Disassembly of section .data:

200000c0 <__data_start__>:
200000c0:	4770      	bx	lr

200000c2 <emma>:
#include <pico/platform.h>

extern "C" void __no_inline_not_in_flash_func(emma)() {
}
200000c2:	4770      	bx	lr

I'll try to work out how to move the question to the Pico forum as you suggest.

Well, I got the veneer case to work by adding some additional directives to jane.S
(I used -S to see what the assembly functions produced by emma.cpp looked like, and pretty much copied all of them to jane.S)

.thumb
.section .time_critical.jane
.global jane
.thumb_func
.syntax unified
.align  1
.arch armv6 - m
.code   16

.type   jane, % function


.cfi_startproc

jane:
  bx  lr
  
.cfi_endproc

I have no idea how much of that should be necessary.
EDIT: It looks like those changes cause the long_call version to produce correct code as well:

10000348 <setup>:
10000348:       b510            push    {r4, lr}
1000034a:       f00c ff95       bl      1000d278 <__emma_veneer>
1000034e:       4b01            ldr     r3, [pc, #4]    ; (10000354 <setup+0xc>)
10000350:       4798            blx     r3
10000352:       bd10            pop     {r4, pc}
10000354:       200000c1        andcs   r0, r0, r1, asr #1

I also noticed that the compile command for the .S file did not include any of -march=armv6-m -mcpu=cortex-m0plus -mthumb, but adding them did not seem to change anything.

Bingo!

It seems to be the .type jane, % function that's important.
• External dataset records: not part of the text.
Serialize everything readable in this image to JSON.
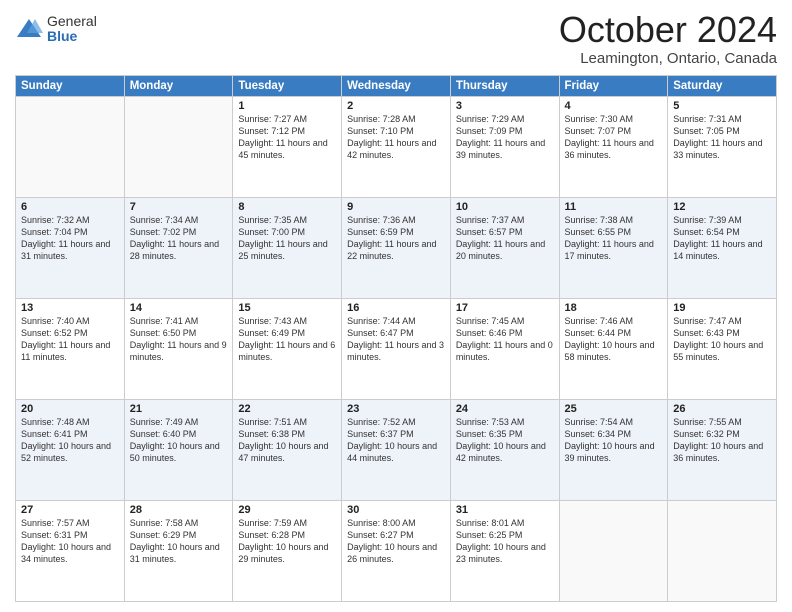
{
  "logo": {
    "general": "General",
    "blue": "Blue"
  },
  "header": {
    "title": "October 2024",
    "location": "Leamington, Ontario, Canada"
  },
  "weekdays": [
    "Sunday",
    "Monday",
    "Tuesday",
    "Wednesday",
    "Thursday",
    "Friday",
    "Saturday"
  ],
  "weeks": [
    [
      {
        "day": "",
        "sunrise": "",
        "sunset": "",
        "daylight": ""
      },
      {
        "day": "",
        "sunrise": "",
        "sunset": "",
        "daylight": ""
      },
      {
        "day": "1",
        "sunrise": "Sunrise: 7:27 AM",
        "sunset": "Sunset: 7:12 PM",
        "daylight": "Daylight: 11 hours and 45 minutes."
      },
      {
        "day": "2",
        "sunrise": "Sunrise: 7:28 AM",
        "sunset": "Sunset: 7:10 PM",
        "daylight": "Daylight: 11 hours and 42 minutes."
      },
      {
        "day": "3",
        "sunrise": "Sunrise: 7:29 AM",
        "sunset": "Sunset: 7:09 PM",
        "daylight": "Daylight: 11 hours and 39 minutes."
      },
      {
        "day": "4",
        "sunrise": "Sunrise: 7:30 AM",
        "sunset": "Sunset: 7:07 PM",
        "daylight": "Daylight: 11 hours and 36 minutes."
      },
      {
        "day": "5",
        "sunrise": "Sunrise: 7:31 AM",
        "sunset": "Sunset: 7:05 PM",
        "daylight": "Daylight: 11 hours and 33 minutes."
      }
    ],
    [
      {
        "day": "6",
        "sunrise": "Sunrise: 7:32 AM",
        "sunset": "Sunset: 7:04 PM",
        "daylight": "Daylight: 11 hours and 31 minutes."
      },
      {
        "day": "7",
        "sunrise": "Sunrise: 7:34 AM",
        "sunset": "Sunset: 7:02 PM",
        "daylight": "Daylight: 11 hours and 28 minutes."
      },
      {
        "day": "8",
        "sunrise": "Sunrise: 7:35 AM",
        "sunset": "Sunset: 7:00 PM",
        "daylight": "Daylight: 11 hours and 25 minutes."
      },
      {
        "day": "9",
        "sunrise": "Sunrise: 7:36 AM",
        "sunset": "Sunset: 6:59 PM",
        "daylight": "Daylight: 11 hours and 22 minutes."
      },
      {
        "day": "10",
        "sunrise": "Sunrise: 7:37 AM",
        "sunset": "Sunset: 6:57 PM",
        "daylight": "Daylight: 11 hours and 20 minutes."
      },
      {
        "day": "11",
        "sunrise": "Sunrise: 7:38 AM",
        "sunset": "Sunset: 6:55 PM",
        "daylight": "Daylight: 11 hours and 17 minutes."
      },
      {
        "day": "12",
        "sunrise": "Sunrise: 7:39 AM",
        "sunset": "Sunset: 6:54 PM",
        "daylight": "Daylight: 11 hours and 14 minutes."
      }
    ],
    [
      {
        "day": "13",
        "sunrise": "Sunrise: 7:40 AM",
        "sunset": "Sunset: 6:52 PM",
        "daylight": "Daylight: 11 hours and 11 minutes."
      },
      {
        "day": "14",
        "sunrise": "Sunrise: 7:41 AM",
        "sunset": "Sunset: 6:50 PM",
        "daylight": "Daylight: 11 hours and 9 minutes."
      },
      {
        "day": "15",
        "sunrise": "Sunrise: 7:43 AM",
        "sunset": "Sunset: 6:49 PM",
        "daylight": "Daylight: 11 hours and 6 minutes."
      },
      {
        "day": "16",
        "sunrise": "Sunrise: 7:44 AM",
        "sunset": "Sunset: 6:47 PM",
        "daylight": "Daylight: 11 hours and 3 minutes."
      },
      {
        "day": "17",
        "sunrise": "Sunrise: 7:45 AM",
        "sunset": "Sunset: 6:46 PM",
        "daylight": "Daylight: 11 hours and 0 minutes."
      },
      {
        "day": "18",
        "sunrise": "Sunrise: 7:46 AM",
        "sunset": "Sunset: 6:44 PM",
        "daylight": "Daylight: 10 hours and 58 minutes."
      },
      {
        "day": "19",
        "sunrise": "Sunrise: 7:47 AM",
        "sunset": "Sunset: 6:43 PM",
        "daylight": "Daylight: 10 hours and 55 minutes."
      }
    ],
    [
      {
        "day": "20",
        "sunrise": "Sunrise: 7:48 AM",
        "sunset": "Sunset: 6:41 PM",
        "daylight": "Daylight: 10 hours and 52 minutes."
      },
      {
        "day": "21",
        "sunrise": "Sunrise: 7:49 AM",
        "sunset": "Sunset: 6:40 PM",
        "daylight": "Daylight: 10 hours and 50 minutes."
      },
      {
        "day": "22",
        "sunrise": "Sunrise: 7:51 AM",
        "sunset": "Sunset: 6:38 PM",
        "daylight": "Daylight: 10 hours and 47 minutes."
      },
      {
        "day": "23",
        "sunrise": "Sunrise: 7:52 AM",
        "sunset": "Sunset: 6:37 PM",
        "daylight": "Daylight: 10 hours and 44 minutes."
      },
      {
        "day": "24",
        "sunrise": "Sunrise: 7:53 AM",
        "sunset": "Sunset: 6:35 PM",
        "daylight": "Daylight: 10 hours and 42 minutes."
      },
      {
        "day": "25",
        "sunrise": "Sunrise: 7:54 AM",
        "sunset": "Sunset: 6:34 PM",
        "daylight": "Daylight: 10 hours and 39 minutes."
      },
      {
        "day": "26",
        "sunrise": "Sunrise: 7:55 AM",
        "sunset": "Sunset: 6:32 PM",
        "daylight": "Daylight: 10 hours and 36 minutes."
      }
    ],
    [
      {
        "day": "27",
        "sunrise": "Sunrise: 7:57 AM",
        "sunset": "Sunset: 6:31 PM",
        "daylight": "Daylight: 10 hours and 34 minutes."
      },
      {
        "day": "28",
        "sunrise": "Sunrise: 7:58 AM",
        "sunset": "Sunset: 6:29 PM",
        "daylight": "Daylight: 10 hours and 31 minutes."
      },
      {
        "day": "29",
        "sunrise": "Sunrise: 7:59 AM",
        "sunset": "Sunset: 6:28 PM",
        "daylight": "Daylight: 10 hours and 29 minutes."
      },
      {
        "day": "30",
        "sunrise": "Sunrise: 8:00 AM",
        "sunset": "Sunset: 6:27 PM",
        "daylight": "Daylight: 10 hours and 26 minutes."
      },
      {
        "day": "31",
        "sunrise": "Sunrise: 8:01 AM",
        "sunset": "Sunset: 6:25 PM",
        "daylight": "Daylight: 10 hours and 23 minutes."
      },
      {
        "day": "",
        "sunrise": "",
        "sunset": "",
        "daylight": ""
      },
      {
        "day": "",
        "sunrise": "",
        "sunset": "",
        "daylight": ""
      }
    ]
  ]
}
I've added

.type cic84fromBits, % function

to my (real, not simplified) code, changed the declaration in the C caller to

extern "C" void __attribute__((long_call)) cic84fromBits(int16_t* dst, const uint8_t* src, size_t n);

and got rid of the hand-written veneer. All is well, and it'll execute a couple of cycles faster too.

Thank you!

This topic was automatically closed 180 days after the last reply. New replies are no longer allowed.